LADY BRACKNELL said that one should always keep a diary so that one would always have something sensational to read in a train. I have several boxes full of them, waiting to be read, and to cause heaven knows what sensations in their author. To my amazement, however, I was able to find, in the 50 or so years of noting, confessing, copying, and “thinking aloud”, something really useful: my grandmother’s Mocha chocolate cake recipe, and Auntie Annie’s trifle.
Auntie Annie was not my aunt, you understand, but the aunt of an elderly cousin; so her trifle was a confection from Oscar Wilde’s Belle Epoque, of which my cousin was extremely proud. She made it in a slightly squared cut-glass trifle bowl, and it was the epitome of elegance, with not a mandarin segment or sniff of jelly in sight.
The top was a virginal sea of thick cream, set with four blanched almonds at 45 degrees. The ingredients were ratafias, and four macaroons — the big, squidgy almond sort, bought at a bakery — laced with sherry, egg custard (custard powder and 1 egg), and double cream. The three layers of colour and flavour — brown, yellow, and cream, super-richly sweet, gently sweet, and then bland/subtly sweet — complemented one another, with no distractions.
Well, good luck in finding proper macaroons and ratafias nowadays. At Christmas, I had to make do with amaretti instead.
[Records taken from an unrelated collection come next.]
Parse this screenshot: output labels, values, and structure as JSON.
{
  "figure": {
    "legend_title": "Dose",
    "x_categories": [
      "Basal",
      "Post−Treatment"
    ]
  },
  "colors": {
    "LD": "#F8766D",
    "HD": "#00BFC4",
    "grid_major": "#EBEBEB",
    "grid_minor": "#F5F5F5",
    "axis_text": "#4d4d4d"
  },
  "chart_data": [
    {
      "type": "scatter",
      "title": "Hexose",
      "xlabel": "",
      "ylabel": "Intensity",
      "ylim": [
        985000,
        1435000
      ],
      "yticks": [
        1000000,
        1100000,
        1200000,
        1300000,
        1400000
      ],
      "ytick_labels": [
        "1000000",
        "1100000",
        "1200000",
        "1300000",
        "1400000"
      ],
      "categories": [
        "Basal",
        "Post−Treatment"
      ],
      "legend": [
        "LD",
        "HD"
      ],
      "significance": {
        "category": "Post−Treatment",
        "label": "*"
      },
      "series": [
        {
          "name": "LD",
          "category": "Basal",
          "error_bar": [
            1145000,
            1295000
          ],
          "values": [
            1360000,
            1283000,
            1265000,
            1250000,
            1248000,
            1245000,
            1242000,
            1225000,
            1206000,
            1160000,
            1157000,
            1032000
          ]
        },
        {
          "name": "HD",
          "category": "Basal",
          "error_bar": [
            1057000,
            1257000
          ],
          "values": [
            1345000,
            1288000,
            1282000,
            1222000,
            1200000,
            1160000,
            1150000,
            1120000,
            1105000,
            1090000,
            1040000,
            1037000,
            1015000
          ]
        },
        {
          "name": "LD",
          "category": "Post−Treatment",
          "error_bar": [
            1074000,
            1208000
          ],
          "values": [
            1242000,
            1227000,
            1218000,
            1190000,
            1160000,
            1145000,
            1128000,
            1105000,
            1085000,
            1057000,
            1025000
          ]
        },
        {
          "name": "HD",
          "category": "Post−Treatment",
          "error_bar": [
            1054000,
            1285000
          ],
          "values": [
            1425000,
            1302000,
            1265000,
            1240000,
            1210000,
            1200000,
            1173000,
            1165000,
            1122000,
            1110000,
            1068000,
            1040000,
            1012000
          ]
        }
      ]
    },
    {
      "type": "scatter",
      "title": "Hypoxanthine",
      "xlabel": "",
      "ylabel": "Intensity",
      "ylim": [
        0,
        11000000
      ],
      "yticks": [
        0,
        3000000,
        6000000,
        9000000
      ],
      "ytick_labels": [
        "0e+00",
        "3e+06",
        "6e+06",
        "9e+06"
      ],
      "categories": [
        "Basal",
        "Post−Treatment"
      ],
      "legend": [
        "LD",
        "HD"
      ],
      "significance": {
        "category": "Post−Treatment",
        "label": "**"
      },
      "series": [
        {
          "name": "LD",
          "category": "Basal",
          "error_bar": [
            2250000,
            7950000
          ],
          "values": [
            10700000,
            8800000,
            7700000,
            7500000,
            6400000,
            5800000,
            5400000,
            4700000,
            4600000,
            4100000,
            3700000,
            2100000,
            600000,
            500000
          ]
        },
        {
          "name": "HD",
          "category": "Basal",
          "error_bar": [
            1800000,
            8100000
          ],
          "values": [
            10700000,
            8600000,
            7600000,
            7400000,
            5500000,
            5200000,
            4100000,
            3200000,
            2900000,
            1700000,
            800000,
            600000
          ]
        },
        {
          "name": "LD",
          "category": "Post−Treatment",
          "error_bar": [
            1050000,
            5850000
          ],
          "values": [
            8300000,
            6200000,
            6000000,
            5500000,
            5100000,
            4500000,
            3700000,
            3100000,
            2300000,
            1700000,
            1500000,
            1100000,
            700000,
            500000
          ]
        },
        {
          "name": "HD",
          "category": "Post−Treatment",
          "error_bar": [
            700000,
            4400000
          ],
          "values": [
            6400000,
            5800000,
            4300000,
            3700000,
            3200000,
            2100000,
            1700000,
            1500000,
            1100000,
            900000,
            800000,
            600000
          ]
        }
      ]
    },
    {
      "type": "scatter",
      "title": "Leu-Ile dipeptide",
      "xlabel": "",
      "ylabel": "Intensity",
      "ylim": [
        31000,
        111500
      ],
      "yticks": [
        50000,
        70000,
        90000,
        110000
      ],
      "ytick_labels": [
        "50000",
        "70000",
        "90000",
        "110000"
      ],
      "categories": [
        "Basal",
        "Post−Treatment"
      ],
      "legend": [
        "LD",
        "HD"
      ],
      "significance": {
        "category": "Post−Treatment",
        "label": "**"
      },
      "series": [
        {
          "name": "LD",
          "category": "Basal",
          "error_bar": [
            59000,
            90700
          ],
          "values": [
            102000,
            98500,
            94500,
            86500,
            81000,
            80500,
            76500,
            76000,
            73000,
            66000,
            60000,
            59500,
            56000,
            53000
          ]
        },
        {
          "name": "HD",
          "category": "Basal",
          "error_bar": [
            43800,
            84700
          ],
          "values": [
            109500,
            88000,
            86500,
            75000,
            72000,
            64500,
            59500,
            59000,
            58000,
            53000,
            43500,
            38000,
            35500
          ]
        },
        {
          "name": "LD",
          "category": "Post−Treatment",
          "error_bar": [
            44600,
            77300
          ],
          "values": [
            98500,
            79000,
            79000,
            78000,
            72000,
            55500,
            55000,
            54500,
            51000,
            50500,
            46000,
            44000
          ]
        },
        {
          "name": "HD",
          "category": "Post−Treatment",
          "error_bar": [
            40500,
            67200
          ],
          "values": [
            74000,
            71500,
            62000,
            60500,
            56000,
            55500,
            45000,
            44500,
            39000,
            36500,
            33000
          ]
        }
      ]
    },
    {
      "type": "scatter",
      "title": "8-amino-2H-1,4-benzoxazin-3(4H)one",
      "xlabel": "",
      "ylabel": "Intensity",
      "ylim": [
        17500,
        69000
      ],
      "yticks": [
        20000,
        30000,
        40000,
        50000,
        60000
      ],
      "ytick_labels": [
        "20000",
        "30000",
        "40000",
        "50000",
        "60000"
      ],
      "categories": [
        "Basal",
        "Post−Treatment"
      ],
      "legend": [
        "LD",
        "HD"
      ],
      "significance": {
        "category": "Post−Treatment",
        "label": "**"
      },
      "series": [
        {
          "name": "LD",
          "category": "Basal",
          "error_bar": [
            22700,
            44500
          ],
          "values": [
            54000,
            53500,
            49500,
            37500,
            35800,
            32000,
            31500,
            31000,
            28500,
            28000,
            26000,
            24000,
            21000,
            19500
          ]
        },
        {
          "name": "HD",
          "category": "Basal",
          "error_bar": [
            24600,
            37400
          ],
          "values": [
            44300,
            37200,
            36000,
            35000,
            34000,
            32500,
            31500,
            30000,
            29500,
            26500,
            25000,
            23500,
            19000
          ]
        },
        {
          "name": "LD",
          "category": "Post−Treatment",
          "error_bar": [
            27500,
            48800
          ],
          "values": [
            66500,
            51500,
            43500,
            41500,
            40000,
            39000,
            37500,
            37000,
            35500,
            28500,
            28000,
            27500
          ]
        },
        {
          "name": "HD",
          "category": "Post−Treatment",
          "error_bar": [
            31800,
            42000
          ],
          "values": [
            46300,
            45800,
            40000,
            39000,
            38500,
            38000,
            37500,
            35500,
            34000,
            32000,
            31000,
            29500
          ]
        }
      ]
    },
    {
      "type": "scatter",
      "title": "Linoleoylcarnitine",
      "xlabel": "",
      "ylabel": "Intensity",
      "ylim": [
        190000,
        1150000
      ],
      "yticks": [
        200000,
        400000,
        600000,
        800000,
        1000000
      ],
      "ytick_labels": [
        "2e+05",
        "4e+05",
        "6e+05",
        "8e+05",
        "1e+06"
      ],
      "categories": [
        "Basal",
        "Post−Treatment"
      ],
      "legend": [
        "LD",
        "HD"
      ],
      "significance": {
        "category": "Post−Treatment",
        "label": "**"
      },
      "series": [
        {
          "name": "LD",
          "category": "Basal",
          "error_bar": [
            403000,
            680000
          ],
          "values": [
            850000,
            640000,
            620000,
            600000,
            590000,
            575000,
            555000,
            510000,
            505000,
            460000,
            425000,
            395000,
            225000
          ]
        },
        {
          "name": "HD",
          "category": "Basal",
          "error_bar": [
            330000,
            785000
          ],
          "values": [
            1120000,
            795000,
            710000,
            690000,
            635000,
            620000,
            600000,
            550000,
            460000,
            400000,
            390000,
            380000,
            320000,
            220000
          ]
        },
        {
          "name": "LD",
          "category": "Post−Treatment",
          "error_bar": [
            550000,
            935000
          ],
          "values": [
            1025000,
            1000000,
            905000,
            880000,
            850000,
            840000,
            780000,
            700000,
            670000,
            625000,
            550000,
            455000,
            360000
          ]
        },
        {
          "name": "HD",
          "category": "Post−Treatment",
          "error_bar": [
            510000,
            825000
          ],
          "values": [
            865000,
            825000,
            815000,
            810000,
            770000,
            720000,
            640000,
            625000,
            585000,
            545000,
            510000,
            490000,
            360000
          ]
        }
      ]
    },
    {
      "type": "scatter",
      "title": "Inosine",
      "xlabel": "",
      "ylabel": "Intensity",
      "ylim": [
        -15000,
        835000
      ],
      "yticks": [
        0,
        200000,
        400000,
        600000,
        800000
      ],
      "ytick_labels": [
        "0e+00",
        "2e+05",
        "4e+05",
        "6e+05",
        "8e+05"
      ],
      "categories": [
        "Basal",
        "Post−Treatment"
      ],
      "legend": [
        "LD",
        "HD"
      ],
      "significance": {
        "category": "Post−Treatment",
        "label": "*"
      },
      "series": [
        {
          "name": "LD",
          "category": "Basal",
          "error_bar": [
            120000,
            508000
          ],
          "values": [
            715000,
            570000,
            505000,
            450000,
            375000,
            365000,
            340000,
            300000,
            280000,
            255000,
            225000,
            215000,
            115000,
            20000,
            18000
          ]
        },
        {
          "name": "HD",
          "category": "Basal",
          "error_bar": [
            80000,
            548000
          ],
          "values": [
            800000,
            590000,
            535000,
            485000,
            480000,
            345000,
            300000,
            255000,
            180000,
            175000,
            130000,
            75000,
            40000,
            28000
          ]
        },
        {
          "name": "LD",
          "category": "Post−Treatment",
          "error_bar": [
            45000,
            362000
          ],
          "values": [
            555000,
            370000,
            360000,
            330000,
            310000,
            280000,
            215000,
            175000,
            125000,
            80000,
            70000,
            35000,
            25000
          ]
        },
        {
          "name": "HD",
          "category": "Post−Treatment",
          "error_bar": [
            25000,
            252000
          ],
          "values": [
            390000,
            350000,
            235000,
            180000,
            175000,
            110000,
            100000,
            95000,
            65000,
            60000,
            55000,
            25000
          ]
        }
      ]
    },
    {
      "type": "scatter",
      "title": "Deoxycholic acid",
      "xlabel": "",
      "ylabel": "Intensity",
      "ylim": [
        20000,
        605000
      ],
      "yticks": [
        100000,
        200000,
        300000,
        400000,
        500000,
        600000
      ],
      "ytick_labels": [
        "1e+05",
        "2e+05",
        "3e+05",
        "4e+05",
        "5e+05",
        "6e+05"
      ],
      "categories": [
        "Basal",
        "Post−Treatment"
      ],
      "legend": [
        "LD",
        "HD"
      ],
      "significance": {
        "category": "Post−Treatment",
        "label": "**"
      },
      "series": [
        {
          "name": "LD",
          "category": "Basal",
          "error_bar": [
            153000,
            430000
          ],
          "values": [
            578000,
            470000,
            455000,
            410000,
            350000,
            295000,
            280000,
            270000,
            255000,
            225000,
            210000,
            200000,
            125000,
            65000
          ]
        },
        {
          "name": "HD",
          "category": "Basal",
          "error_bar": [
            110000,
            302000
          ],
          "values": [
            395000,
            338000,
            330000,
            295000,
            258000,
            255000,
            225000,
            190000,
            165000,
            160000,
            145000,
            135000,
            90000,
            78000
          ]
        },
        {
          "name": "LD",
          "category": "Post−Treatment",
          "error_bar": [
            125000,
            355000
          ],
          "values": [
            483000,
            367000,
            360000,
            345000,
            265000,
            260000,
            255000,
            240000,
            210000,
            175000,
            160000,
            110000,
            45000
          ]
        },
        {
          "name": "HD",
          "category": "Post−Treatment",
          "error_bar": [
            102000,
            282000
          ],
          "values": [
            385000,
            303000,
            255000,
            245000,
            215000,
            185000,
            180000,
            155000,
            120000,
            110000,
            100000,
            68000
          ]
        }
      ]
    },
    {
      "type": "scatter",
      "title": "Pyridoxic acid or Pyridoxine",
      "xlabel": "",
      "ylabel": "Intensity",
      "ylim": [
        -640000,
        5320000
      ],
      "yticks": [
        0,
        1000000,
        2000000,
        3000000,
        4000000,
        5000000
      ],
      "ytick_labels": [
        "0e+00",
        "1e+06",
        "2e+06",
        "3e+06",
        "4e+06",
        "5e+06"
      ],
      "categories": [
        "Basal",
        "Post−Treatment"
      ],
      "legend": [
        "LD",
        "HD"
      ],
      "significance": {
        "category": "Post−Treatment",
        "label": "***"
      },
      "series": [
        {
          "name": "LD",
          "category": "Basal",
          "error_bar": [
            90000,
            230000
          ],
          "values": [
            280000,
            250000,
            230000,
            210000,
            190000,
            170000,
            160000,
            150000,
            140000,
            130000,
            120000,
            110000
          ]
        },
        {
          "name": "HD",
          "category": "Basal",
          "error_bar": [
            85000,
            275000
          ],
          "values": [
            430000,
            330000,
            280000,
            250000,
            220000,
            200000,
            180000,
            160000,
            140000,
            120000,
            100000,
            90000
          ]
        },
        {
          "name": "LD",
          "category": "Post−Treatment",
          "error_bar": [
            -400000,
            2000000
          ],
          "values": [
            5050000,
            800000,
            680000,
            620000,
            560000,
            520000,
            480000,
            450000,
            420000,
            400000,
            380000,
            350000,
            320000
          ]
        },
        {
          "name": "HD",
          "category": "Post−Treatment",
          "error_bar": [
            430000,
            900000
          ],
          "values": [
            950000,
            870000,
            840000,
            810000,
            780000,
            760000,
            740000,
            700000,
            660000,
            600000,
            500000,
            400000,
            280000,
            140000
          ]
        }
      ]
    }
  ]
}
None the less, it was a good try, and the perfect offering for a pre-Lenten Sunday lunch.
And here’s the sensational Mocha chocolate cake or pudding — very dark and dense, and set off by whipped cream. Keep one or two amaretti biscuits back to crumble over the top, just before serving, to ensure that they are crisp.
100g (3½ oz) bar 85% chocolate
100g (3½ oz) butter
4 eggs
125g (4½ oz) coconut sugar
75g (3 oz) ground almonds
2 tablespoons raw cacao powder
300ml (10 fl. oz) extra thick double cream
A handful of amaretti biscuits or toasted, flaked almonds
Preheat the oven to 180°C/350°F/Gas 4, and line a 20cm (8 in.) cake tin with baking parchment. Melt the chocolate and butter in a bowl set over a saucepan of simmering water until the mixture is just melted, and stir in the ground almonds and cacao powder. Whisk the eggs and sugar for 4 minutes, until very light and fluffy, and then whisk in the chocolate mixture. Bake the mixture for 20-30 minutes until the cake is just crusty on top but only just baked underneath, like a brownie, and cool on a wire rack.
When it is completely cooled and you are ready to serve it, spread the cream over the cake, and crumble the biscuits over the top, or use a handful of toasted, cooled flaked almonds.